The rapidly growing StreamSets product team released new versions of Data Collector every few weeks – far too many to list here in detail. Here are just some of the highlights…
- 1.3.0.0 (April 2016) – the Groovy script evaluator gave more flexibility in implementing custom logic, and new stages provided connectivity to Apache Kudu, InfluxDB, and support for the MapR Converged Data Platform.
- 1.5.0.0 (June 2016) – support for HashiCorp Vault for secure management of credentials.
- 2.0.0.0 (September 2016) – integration with the newly released StreamSets Dataflow Performance Manager (DPM) and the StreamSets Cloud, and an all-new Oracle CDC origin.
- 2.2.0.0 (December 2016) – connectivity to Azure Data Lake Store, Google BigTable, Salesforce (via both an origin and a destination), and a new MySQL binlog origin. This release also saw the debut of Dataflow Triggers, allowing pipeline events, such as closing an output file, to trigger actions, such as triggering a MapReduce job.
- 2.3.0.0 (February 2017) – the HTTP Server and JDBC Multitable Consumer origins were the first origins to allow multithreaded pipelines.
- 2.7.0.0 (August 2017) – a bumper crop of pipeline stages, including Google BigQuery, Google Pub/Sub (origin and destination), OPC UA, SQL Server CDC and SQL Server Change Tracking.
- 3.0.0.0 (November 2017) – support for OpenJDK 8, as well as the Oracle JDK; the initial release of StreamSets Data Collector Edge, and many more connectors, including Amazon SQS, Google Cloud Storage (origin and destination), WebSockets and Kinetica.
- 3.2.0.0 (April 2018) – new origins for Hadoop FS and MapR-FS allowing standalone pipelines running outside the cluster to read data from these distributed file systems.
- 3.3.0 (May 2018) – marked a return to three digit version numbers, and included support for SSL/TLS and Kerberos authentication in cluster streaming pipelines reading from Apache Kafka.
The past four years have seen over 2 million downloads of Data Collector and its components, and over 400,000 pulls of the Docker images. While, because it is open source, it is difficult to ascertain exactly who has downloaded Data Collector, we have been able to identify over 2000 enterprises across all industries and government, including over ⅓ of the Fortune 500 and ⅔ of the Fortune 100.
Finally, bringing the story right up to date, StreamSets Data Collector 3.4.0, released in July 2018, includes several major new features:
- Amazon Elastic MapReduce (EMR) – run pipelines on Amazon’s managed Hadoop platform
- CDH 6.0 – support for the new major version of Cloudera’s Hadoop distribution.
- Whole File Transformer processor – a new feature allowing efficient whole-file conversions such as Avro to Parquet.
- Microservice pipelines – you can now build your own RESTful web services with Data Collector
Over the past four years, StreamSets Data Collector has evolved from a data ingest tool to the workhorse of the StreamSets DataOps Platform, joined by DPM, Control Hub, Data Collector Edge and, most recently, Data Protector.
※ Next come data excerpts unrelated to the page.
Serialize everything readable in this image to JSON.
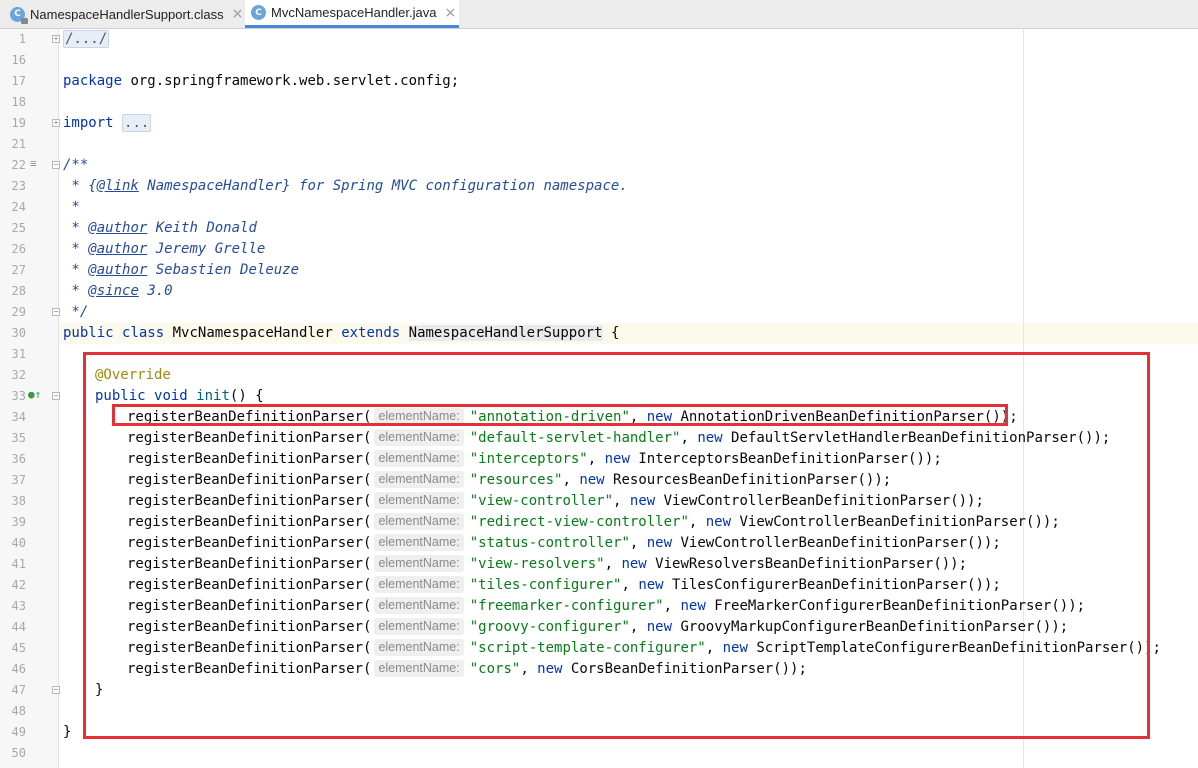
{
  "tabs": [
    {
      "label": "NamespaceHandlerSupport.class",
      "icon": "class-icon",
      "active": false
    },
    {
      "label": "MvcNamespaceHandler.java",
      "icon": "class-icon",
      "active": true
    }
  ],
  "gutter": {
    "line_numbers": [
      "1",
      "16",
      "17",
      "18",
      "19",
      "21",
      "22",
      "23",
      "24",
      "25",
      "26",
      "27",
      "28",
      "29",
      "30",
      "31",
      "32",
      "33",
      "34",
      "35",
      "36",
      "37",
      "38",
      "39",
      "40",
      "41",
      "42",
      "43",
      "44",
      "45",
      "46",
      "47",
      "48",
      "49",
      "50"
    ]
  },
  "code": {
    "fold_header": "/.../",
    "package_kw": "package",
    "package_name": " org.springframework.web.servlet.config;",
    "import_kw": "import",
    "import_fold": "...",
    "doc_open": "/**",
    "doc_line1_star": " * {",
    "doc_line1_link": "@link",
    "doc_line1_rest": " NamespaceHandler} for Spring MVC configuration namespace.",
    "doc_empty": " *",
    "author_tag": "@author",
    "authors": [
      " Keith Donald",
      " Jeremy Grelle",
      " Sebastien Deleuze"
    ],
    "since_tag": "@since",
    "since_value": " 3.0",
    "doc_close": " */",
    "class_public": "public",
    "class_kw": "class",
    "class_name": " MvcNamespaceHandler ",
    "extends_kw": "extends",
    "parent_class": "NamespaceHandlerSupport",
    "class_brace": " {",
    "override": "@Override",
    "method_public": "public",
    "method_void": "void",
    "method_name": "init",
    "method_rest": "() {",
    "call_name": "registerBeanDefinitionParser(",
    "hint_label": "elementName:",
    "new_kw": "new",
    "registrations": [
      {
        "key": "\"annotation-driven\"",
        "parser": " AnnotationDrivenBeanDefinitionParser());"
      },
      {
        "key": "\"default-servlet-handler\"",
        "parser": " DefaultServletHandlerBeanDefinitionParser());"
      },
      {
        "key": "\"interceptors\"",
        "parser": " InterceptorsBeanDefinitionParser());"
      },
      {
        "key": "\"resources\"",
        "parser": " ResourcesBeanDefinitionParser());"
      },
      {
        "key": "\"view-controller\"",
        "parser": " ViewControllerBeanDefinitionParser());"
      },
      {
        "key": "\"redirect-view-controller\"",
        "parser": " ViewControllerBeanDefinitionParser());"
      },
      {
        "key": "\"status-controller\"",
        "parser": " ViewControllerBeanDefinitionParser());"
      },
      {
        "key": "\"view-resolvers\"",
        "parser": " ViewResolversBeanDefinitionParser());"
      },
      {
        "key": "\"tiles-configurer\"",
        "parser": " TilesConfigurerBeanDefinitionParser());"
      },
      {
        "key": "\"freemarker-configurer\"",
        "parser": " FreeMarkerConfigurerBeanDefinitionParser());"
      },
      {
        "key": "\"groovy-configurer\"",
        "parser": " GroovyMarkupConfigurerBeanDefinitionParser());"
      },
      {
        "key": "\"script-template-configurer\"",
        "parser": " ScriptTemplateConfigurerBeanDefinitionParser());"
      },
      {
        "key": "\"cors\"",
        "parser": " CorsBeanDefinitionParser());"
      }
    ],
    "method_close": "}",
    "class_close": "}"
  },
  "colors": {
    "keyword": "#0033b3",
    "string": "#067d17",
    "javadoc": "#264b9c",
    "annotation": "#9e880d",
    "annotation_box": "#e3313a"
  }
}
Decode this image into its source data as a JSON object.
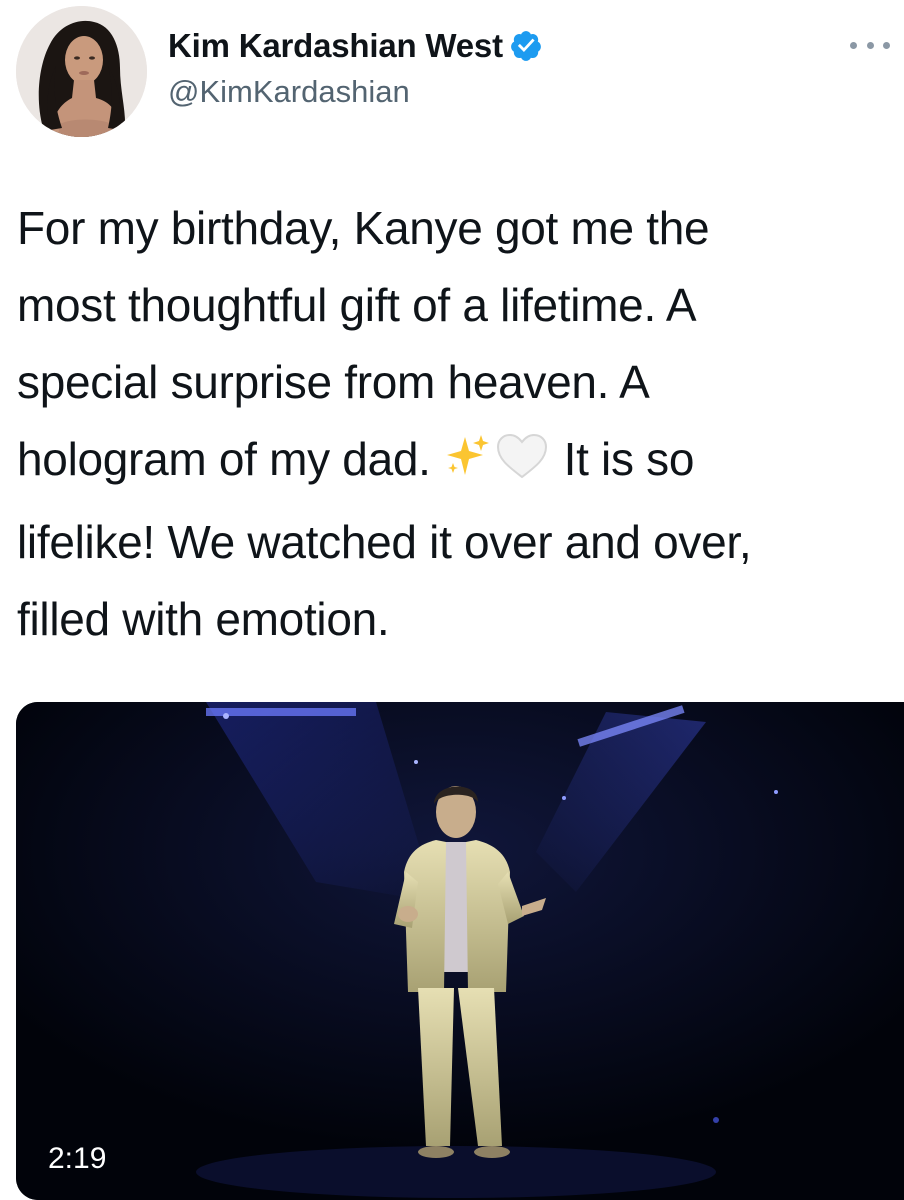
{
  "author": {
    "display_name": "Kim Kardashian West",
    "handle": "@KimKardashian",
    "verified": true,
    "verified_icon": "verified-badge-icon",
    "avatar_icon": "profile-photo"
  },
  "menu": {
    "icon": "more-options-icon"
  },
  "tweet": {
    "lines": [
      "For my birthday, Kanye got me the",
      "most thoughtful gift of a lifetime. A",
      "special surprise from heaven. A",
      "hologram of my dad.",
      "It is so",
      "lifelike! We watched it over and over,",
      "filled with emotion."
    ],
    "emojis": [
      "sparkles-emoji",
      "white-heart-emoji"
    ]
  },
  "media": {
    "type": "video",
    "duration": "2:19",
    "description_icon": "hologram-video-thumbnail"
  },
  "colors": {
    "text": "#0f1419",
    "secondary": "#536471",
    "verified_blue": "#1d9bf0",
    "video_background": "#01030a"
  }
}
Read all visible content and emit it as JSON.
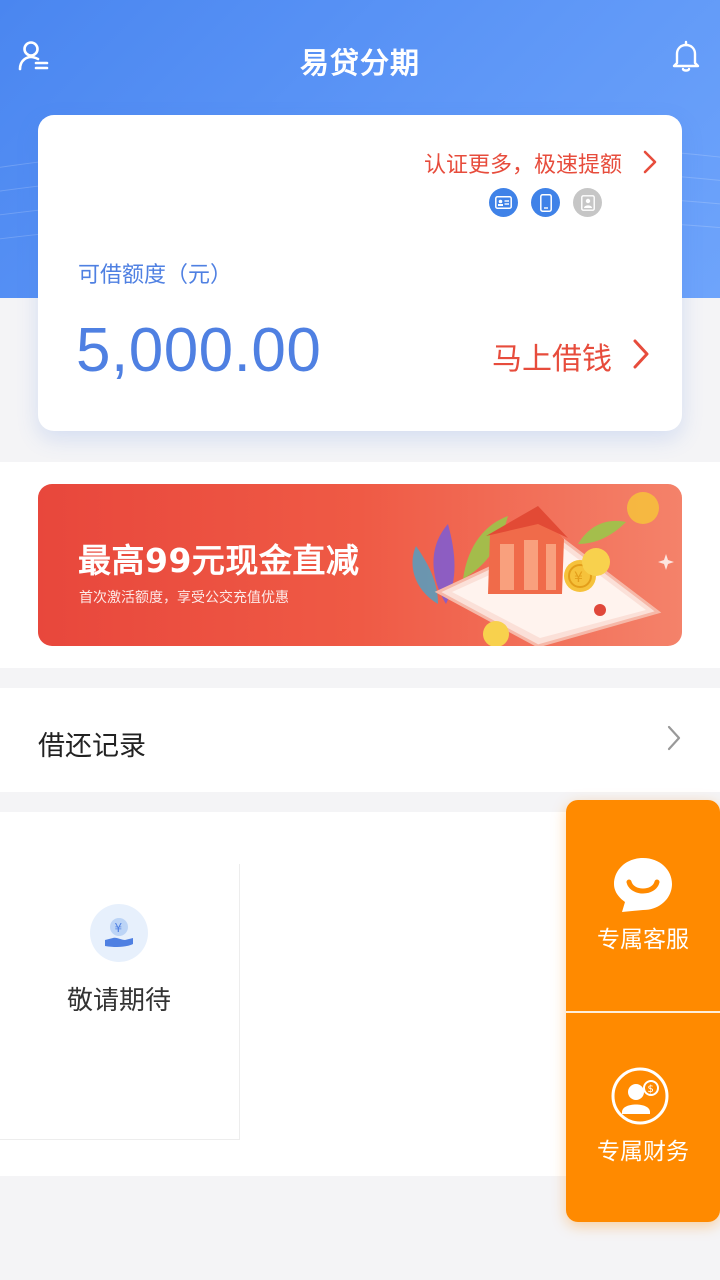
{
  "app": {
    "title": "易贷分期"
  },
  "card": {
    "promo_text": "认证更多，极速提额",
    "limit_label": "可借额度（元）",
    "amount": "5,000.00",
    "borrow_label": "马上借钱",
    "cert_icons": [
      {
        "name": "id-card-icon",
        "verified": true
      },
      {
        "name": "phone-icon",
        "verified": true
      },
      {
        "name": "contact-icon",
        "verified": false
      }
    ]
  },
  "banner": {
    "title": "最高99元现金直减",
    "subtitle": "首次激活额度，享受公交充值优惠"
  },
  "records": {
    "label": "借还记录"
  },
  "services": [
    {
      "label": "敬请期待",
      "icon": "yuan-hand-icon"
    }
  ],
  "float_panel": {
    "customer_service": "专属客服",
    "finance": "专属财务"
  },
  "colors": {
    "primary_blue": "#4f80e2",
    "header_blue": "#5e97f7",
    "accent_red": "#e74c3c",
    "float_orange": "#ff8a00"
  }
}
The StreamSets community has grown in parallel from a handful of users to many hundreds of data engineers, data scientists and developers across the sdc-user Google Group, the StreamSets Slack community channel, and the Ask StreamSets Q&A site.
Many thanks to our customers and community for their support over these past four years. If you’re among our users, join us in toasting this milestone; if not, take a look at Data Collector, and see what all the fuss is about!